Yo tuve la suerte de estudiar, porque era un chico delicado, que se pasó la mayor parte de los primeros años de su vida escuchando la radio y aprendiendo a leer y a escribir. Como me decían los chicos, que eran tan cariñosos conmigo que venían a ayudarme a sentir que en la vida también se podía uno entretener jugando, yo no servía para otra cosa. Fue la nuestra una generación pobre, destinada a un alfabetismo básico (mis hermanas hicieron el graduado escolar ya entrados los años de la democracia) y a una existencia alejada de las ambiciones culturales o intelectuales que ahora también están al alcance de los descendientes de las personas que, en esa fotografía que tengo delante, van con los pies descalzos.

Esa Canarias que está ahí retratada no existe más, afortunadamente. Recuerdo que cuando empecé a ser periodista, aun muy joven, e imperaba la censura de los periódicos, a EL DÍA se le prohibía publicar las estadísticas oficiales que señalaban que Canarias y Extremadura eran las regiones con más analfabetismo de España. Eso también se acabó, y aunque no se haya erradicado del todo, ya hablar de analfabetismo parece cosa de la Edad Media.

Pero no es de la Edad Media, yo recuerdo el hambre, recuerdo el analfabetismo, y sobre todo recuerdo la ausencia de derechos civiles básicos. Todo eso producía un ataque grave a la autoestima de la población no pudiente, con el consiguiente abuso por parte de los caciques o asimilados, seguidos como alguaciles por alcaldes u otras autoridades sin escrúpulos.

Ese es el pasado. El presente lo dibuja muy bien el joven profesor Moisés Morera, que ha difundido un muy estimulante ensayo sobre el futuro de Canarias a partir del presente drama sanitario, que en las islas, por fortuna, no ha hecho tanta mella como en otros lugares.

Dice el profesor Morera que esta crisis, como dirían los chinos, puede ser también un trampolín para un cambio crucial de perspectiva de nuestro futuro. Me permito estar de acuerdo con él, aunque tengo mucho menos conocimiento que él para elaborar un juicio sobre sus propias deducciones.
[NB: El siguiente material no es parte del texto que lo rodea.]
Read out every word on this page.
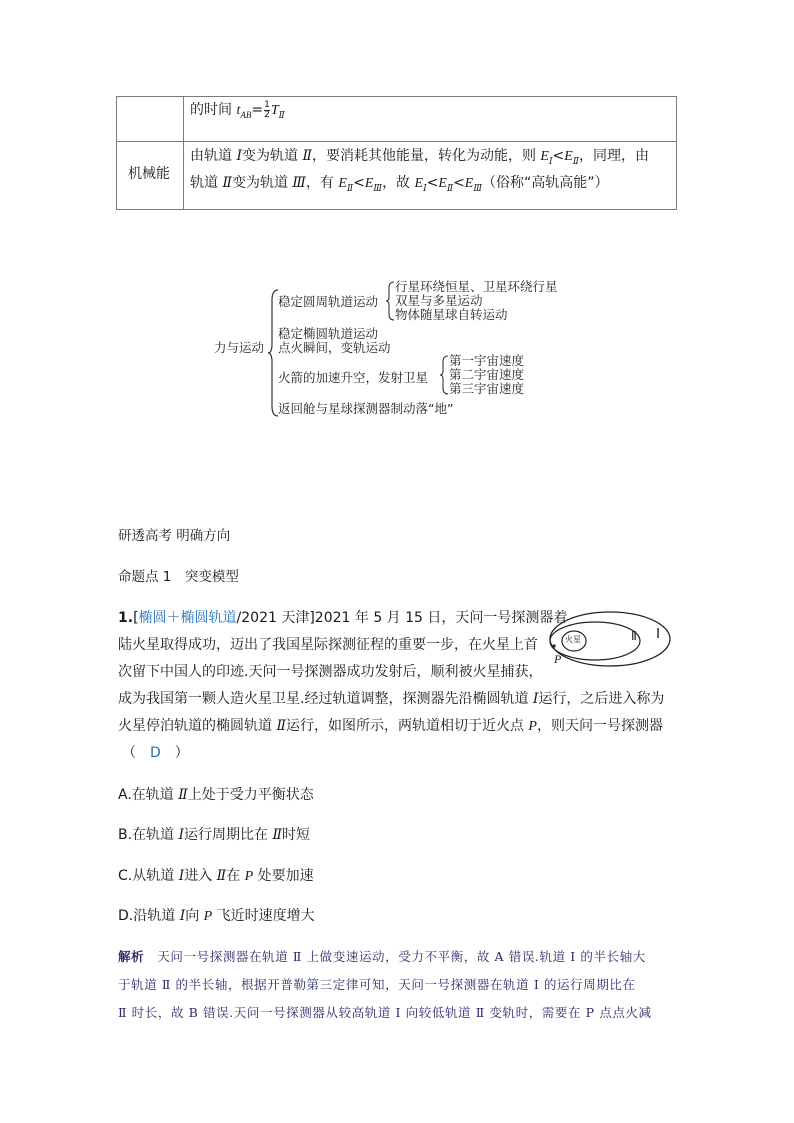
的时间 $t_{AB}= \frac{1}{2} T_Ⅱ$
机械能
由轨道 Ⅰ变为轨道 Ⅱ，要消耗其他能量，转化为动能，则 $E_Ⅰ<E_Ⅱ$，同理，由
轨道 Ⅱ变为轨道 Ⅲ，有 $E_Ⅱ<E_Ⅲ$，故 $E_Ⅰ<E_Ⅱ<E_Ⅲ$（俗称“高轨高能”）
力与运动
稳定圆周轨道运动
行星环绕恒星、卫星环绕行星
双星与多星运动
物体随星球自转运动
稳定椭圆轨道运动
点火瞬间，变轨运动
火箭的加速升空，发射卫星
第一宇宙速度
第二宇宙速度
第三宇宙速度
返回舱与星球探测器制动落“地”
研透高考 明确方向
命题点 1　突变模型
1.[椭圆＋椭圆轨道/2021 天津]2021 年 5 月 15 日，天问一号探测器着
陆火星取得成功，迈出了我国星际探测征程的重要一步，在火星上首
次留下中国人的印迹.天问一号探测器成功发射后，顺利被火星捕获，
成为我国第一颗人造火星卫星.经过轨道调整，探测器先沿椭圆轨道 Ⅰ运行，之后进入称为
火星停泊轨道的椭圆轨道 Ⅱ运行，如图所示，两轨道相切于近火点 P，则天问一号探测器
（　D　）
火星	Ⅱ Ⅰ
P
A.在轨道 Ⅱ上处于受力平衡状态
B.在轨道 Ⅰ运行周期比在 Ⅱ时短
C.从轨道 Ⅰ进入 Ⅱ在 P 处要加速
D.沿轨道 Ⅰ向 P 飞近时速度增大
解析　 天问一号探测器在轨道 Ⅱ 上做变速运动，受力不平衡，故 A 错误.轨道 Ⅰ 的半长轴大
于轨道 Ⅱ 的半长轴，根据开普勒第三定律可知，天问一号探测器在轨道 Ⅰ 的运行周期比在
Ⅱ 时长，故 B 错误.天问一号探测器从较高轨道 Ⅰ 向较低轨道 Ⅱ 变轨时，需要在 P 点点火减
Él pone énfasis en el porvenir de la educación, y hace hincapié en la universitaria, como elemento decisivo de ese futuro que dibuja.

Recuerdo que hace muchos años, aunque no tantos, gente principal de mi isla se manifestó en la capital de Tenerife, al amparo de la política pequeña, contra la implantación en la isla de enfrente de una universidad nueva, pública, requerida por la gente que allí consideraba que la distancia había que resolverla. Esa mezquindad insularista no se me ha ido nunca de la cabeza. La educación es la medida más radical, y la más gloriosa, para salir adelante; lo era entonces, lo es ahora, y lo es de manera imperiosa. Por eso, porque lo dice y lo argumenta, en nombre de los que iban descalzos, en nombre de sus descendientes, me permito agradecerle al profesor Morera que ponga en primer plano la educación como instrumento de futuro para estas islas cuya desunión ha sido, ojalá que se pudiera decir fue, un desastre que el presente y el futuro tendrían que rectificar ya para siempre.